At some point in my life I began to down play the importance of personal possessions.
Don’t get me wrong – I like to have nice stuff as much as the next person, and I’m certainly willing to put in the necessary work in order to attain them for myself and my family. Flat screen TVs and cars and houses and boats and vacations and on and on all cost money, and money is acquired through hard work. Having said that, I’ve been resistant to the standard that the accumulation of personal possessions is a barometer of success. After all, who’s the richer man: a guy who lives well within is means in a small two-bedroom house he owns outright, or the guy with a million dollar condo for which the mortgage payments barely suit his salary & net worth? Honestly, the answer probably depends on your perspective. But generally, I’ve found that the people who find contentment in what they have are usually also the happiest, no matter where their life’s collection of worldly possessions lands them in the scale of superficial social hierarchy.
The inspiration for this blog post comes from two things; a scene from the popular HBO series ‘True Blood‘, which is a drama in it’s sixth season about vampires coexisting in society with humans; and an incident that occurred just yesterday.
From the TV show, there is a scene during an episode from the latest season involving a yuppie-type young woman and Tara, a main character who had recently been turned into a vampire. During a heated exchange, she utters a line in a condescending manner to the effect of “Well. I don’t live in the past, Tara, I live in the present. In a four-bedroom house. With a BMW in the garage. So enjoy your little job, barkeep!” I don’t want to post spoilers, but suffice it to say Tara gets her bloody revenge.
Not my actual car – but close.
I know I know. It’s just a TV show. But after watching that character boast in such a way – it immediately hit me that I live in a four-bedroom house and I own a BMW, which is parked in my garage as we speak. It was a strange realization to think that my possessions might define who I am as a person in the eyes of some people, even though I certainly don’t see things that way myself.
The other thing – that which occurred yesterday afternoon – also involves my car. I went to Meijer (a grocery/department store chain with about 200 stores throughout the Midwest) to stock up on supplies for an upcoming family vacation. Out of habit, I always park near a cart corral* so it’s easy to get rid of the cart and take off after unloading my purchases.
Well I came out of the store to find this dirty, banged-up Chevy Venture minivan parked cock-eyed, egregiously straddling the yellow-painted line on the asphalt – about three inches from the driver side of my car. There was literally about six feet of space between the driver side of the van and the car parked to its immediate left. While it’s possible that person is the world’s worst driver or is so large that they needed the extra yard of space to exit their vehicle, it’s probable they have passive-aggressive jealousy issues. While I can’t say for sure, I am presuming the latter is the more likely case.

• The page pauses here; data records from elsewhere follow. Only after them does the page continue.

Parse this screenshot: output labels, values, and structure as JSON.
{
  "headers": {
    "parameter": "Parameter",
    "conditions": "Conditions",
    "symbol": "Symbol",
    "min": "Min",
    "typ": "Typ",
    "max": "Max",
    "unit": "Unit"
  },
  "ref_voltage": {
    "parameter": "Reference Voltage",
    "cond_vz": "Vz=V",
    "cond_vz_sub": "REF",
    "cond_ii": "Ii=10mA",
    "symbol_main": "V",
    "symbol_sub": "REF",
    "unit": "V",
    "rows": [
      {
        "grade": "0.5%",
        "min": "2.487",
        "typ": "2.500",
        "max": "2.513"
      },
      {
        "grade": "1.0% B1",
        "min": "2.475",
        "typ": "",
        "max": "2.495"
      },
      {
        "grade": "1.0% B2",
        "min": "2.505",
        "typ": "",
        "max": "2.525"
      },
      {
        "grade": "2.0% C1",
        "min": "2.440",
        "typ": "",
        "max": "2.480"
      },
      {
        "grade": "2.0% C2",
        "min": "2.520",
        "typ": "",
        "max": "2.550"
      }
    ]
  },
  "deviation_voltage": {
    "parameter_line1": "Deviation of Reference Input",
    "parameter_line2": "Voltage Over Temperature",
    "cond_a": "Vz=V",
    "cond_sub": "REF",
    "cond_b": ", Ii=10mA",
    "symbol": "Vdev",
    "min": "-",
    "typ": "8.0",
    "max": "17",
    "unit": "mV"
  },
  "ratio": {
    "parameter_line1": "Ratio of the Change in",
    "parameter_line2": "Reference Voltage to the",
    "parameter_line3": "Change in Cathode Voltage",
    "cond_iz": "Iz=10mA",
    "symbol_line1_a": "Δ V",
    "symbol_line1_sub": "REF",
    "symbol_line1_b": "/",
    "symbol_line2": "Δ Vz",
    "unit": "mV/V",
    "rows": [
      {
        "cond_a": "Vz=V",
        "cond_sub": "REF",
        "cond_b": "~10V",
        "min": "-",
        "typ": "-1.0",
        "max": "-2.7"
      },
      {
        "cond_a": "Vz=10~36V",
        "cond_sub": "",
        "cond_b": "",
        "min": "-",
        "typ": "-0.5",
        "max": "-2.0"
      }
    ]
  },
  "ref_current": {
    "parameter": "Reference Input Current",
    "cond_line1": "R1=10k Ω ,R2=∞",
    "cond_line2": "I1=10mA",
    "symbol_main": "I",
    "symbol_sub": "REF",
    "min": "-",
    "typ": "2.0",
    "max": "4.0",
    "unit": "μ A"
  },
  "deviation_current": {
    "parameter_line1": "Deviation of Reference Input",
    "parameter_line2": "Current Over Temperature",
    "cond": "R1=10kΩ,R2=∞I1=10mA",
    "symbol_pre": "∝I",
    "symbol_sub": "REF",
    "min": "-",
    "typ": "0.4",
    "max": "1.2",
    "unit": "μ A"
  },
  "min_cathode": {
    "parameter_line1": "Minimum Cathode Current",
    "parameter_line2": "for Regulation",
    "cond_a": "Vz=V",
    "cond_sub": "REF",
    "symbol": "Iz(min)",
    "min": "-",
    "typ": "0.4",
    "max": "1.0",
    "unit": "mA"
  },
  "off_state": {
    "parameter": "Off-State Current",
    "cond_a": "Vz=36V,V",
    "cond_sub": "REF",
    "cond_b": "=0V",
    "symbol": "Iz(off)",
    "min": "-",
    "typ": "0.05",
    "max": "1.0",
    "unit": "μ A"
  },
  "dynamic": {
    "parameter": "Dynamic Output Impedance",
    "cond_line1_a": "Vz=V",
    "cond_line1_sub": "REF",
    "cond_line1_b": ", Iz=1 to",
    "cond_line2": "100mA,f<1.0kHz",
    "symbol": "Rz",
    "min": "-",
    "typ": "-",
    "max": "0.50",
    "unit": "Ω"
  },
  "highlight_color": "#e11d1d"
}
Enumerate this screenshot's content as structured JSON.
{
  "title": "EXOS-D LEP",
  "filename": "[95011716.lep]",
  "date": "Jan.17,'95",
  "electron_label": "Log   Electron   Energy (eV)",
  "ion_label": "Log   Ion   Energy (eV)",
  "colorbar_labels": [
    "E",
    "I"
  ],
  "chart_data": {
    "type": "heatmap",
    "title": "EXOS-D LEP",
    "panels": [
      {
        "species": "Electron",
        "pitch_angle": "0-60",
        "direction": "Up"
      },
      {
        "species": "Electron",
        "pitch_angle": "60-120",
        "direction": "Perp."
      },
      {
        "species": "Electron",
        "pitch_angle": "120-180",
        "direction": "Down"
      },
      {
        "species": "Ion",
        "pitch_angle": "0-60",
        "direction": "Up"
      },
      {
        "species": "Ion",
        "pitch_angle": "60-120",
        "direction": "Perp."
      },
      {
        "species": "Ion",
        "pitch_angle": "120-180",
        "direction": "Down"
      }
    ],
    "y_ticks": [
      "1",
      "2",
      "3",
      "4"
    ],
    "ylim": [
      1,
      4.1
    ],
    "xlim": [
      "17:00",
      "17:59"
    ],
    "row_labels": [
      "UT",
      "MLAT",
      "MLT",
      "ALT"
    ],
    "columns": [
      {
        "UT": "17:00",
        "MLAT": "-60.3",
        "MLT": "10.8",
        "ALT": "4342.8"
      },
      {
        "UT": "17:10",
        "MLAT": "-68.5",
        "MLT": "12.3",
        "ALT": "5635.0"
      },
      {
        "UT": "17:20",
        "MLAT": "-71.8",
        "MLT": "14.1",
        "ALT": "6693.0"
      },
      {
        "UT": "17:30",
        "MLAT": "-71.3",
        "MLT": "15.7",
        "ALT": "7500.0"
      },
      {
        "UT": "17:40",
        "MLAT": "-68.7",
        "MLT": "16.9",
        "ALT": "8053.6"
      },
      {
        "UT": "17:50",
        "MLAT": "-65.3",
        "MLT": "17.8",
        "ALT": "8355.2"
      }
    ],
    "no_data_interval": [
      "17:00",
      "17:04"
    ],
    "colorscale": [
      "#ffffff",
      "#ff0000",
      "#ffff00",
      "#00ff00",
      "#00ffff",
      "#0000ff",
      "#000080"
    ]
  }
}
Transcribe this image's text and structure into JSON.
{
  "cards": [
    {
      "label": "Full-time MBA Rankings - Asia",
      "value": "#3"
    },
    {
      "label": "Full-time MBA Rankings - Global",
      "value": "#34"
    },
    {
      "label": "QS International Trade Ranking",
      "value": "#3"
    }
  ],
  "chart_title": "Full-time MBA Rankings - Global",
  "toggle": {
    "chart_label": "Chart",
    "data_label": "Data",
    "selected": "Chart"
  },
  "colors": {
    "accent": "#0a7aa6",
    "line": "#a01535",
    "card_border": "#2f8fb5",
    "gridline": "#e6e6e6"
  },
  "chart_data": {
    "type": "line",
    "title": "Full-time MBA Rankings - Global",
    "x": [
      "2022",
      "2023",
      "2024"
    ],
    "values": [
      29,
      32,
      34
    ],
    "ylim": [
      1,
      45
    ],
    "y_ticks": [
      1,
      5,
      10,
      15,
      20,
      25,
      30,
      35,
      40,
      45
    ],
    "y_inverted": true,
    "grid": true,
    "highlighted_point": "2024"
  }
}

I was irritated for sure, and I stood there in the parking lot for about 30 seconds after unloading my groceries undecided as to what to do. Just as I was crafting the perfect dialogue of insults in my mind for whenever this the idiot came out of the store, the driver of the car parked directly across from me appeared, unloaded her purchases and backed out of her parking spot, leaving me an easy escape route out of my predicament. Other than having to climb into my car through the passenger side, I really wasn’t inconvenienced at all.
*In case you’re unfamiliar, cart corrals are tubular structures placed throughout the parking lot for customers to leave their carts after they’re done with them.
As I drove away, a couple things occurred to me. I was still irritated – and more than a little perturbed that I didn’t get the chance to confront this person for their apparent act of passive-aggressive vitriol. But then I realized that simply getting in my car and driving away was the perfect revenge. They didn’t get the satisfaction of knowing how mad they’d made me, or how I felt like a nimrod as I climbed into my little sedan through the passenger door, or that I had to sit there and wait for someone else to show up so I could pull out safely. They came out to find an empty parking spot, since (unless they’re driving a Moped) no one would dare try to squeeze between their piece-of-shit van and the cart corral. I’ve known for a long time that living well is the best revenge, but I guess I needed a reminder.
The irony of all this is that I’m not rich – nor am I trying to present an image of being so. I didn’t buy the car as a status symbol – I bought it because I liked it and I wanted something relatively inexpensive that would hold it’s value. Did I mention that my BMW is 10 years old with over 100,000 miles on it? Did I mention that it wasn’t exactly new or even close to new when I bought it? Did I mention that my ‘four-bedroom house with a garage‘ is on a postage stamp sized piece of property in the city? These are all things that I am happy with for now – but I will upgrade them eventually through hard work.
It’s sad really – I like to think that the vast majority of people I encounter would agree that I tend to treat people well consistently regardless of their perceived social-economic status. But I guess there will always be jealous people. I don’t intentionally put myself above others and I usually am quite polite. Aside from the respect you usually receive from people when you give it first, you never know who might just turn out to be an ally. Plus, no one wants to get eaten by a vampire. So there’s that, too.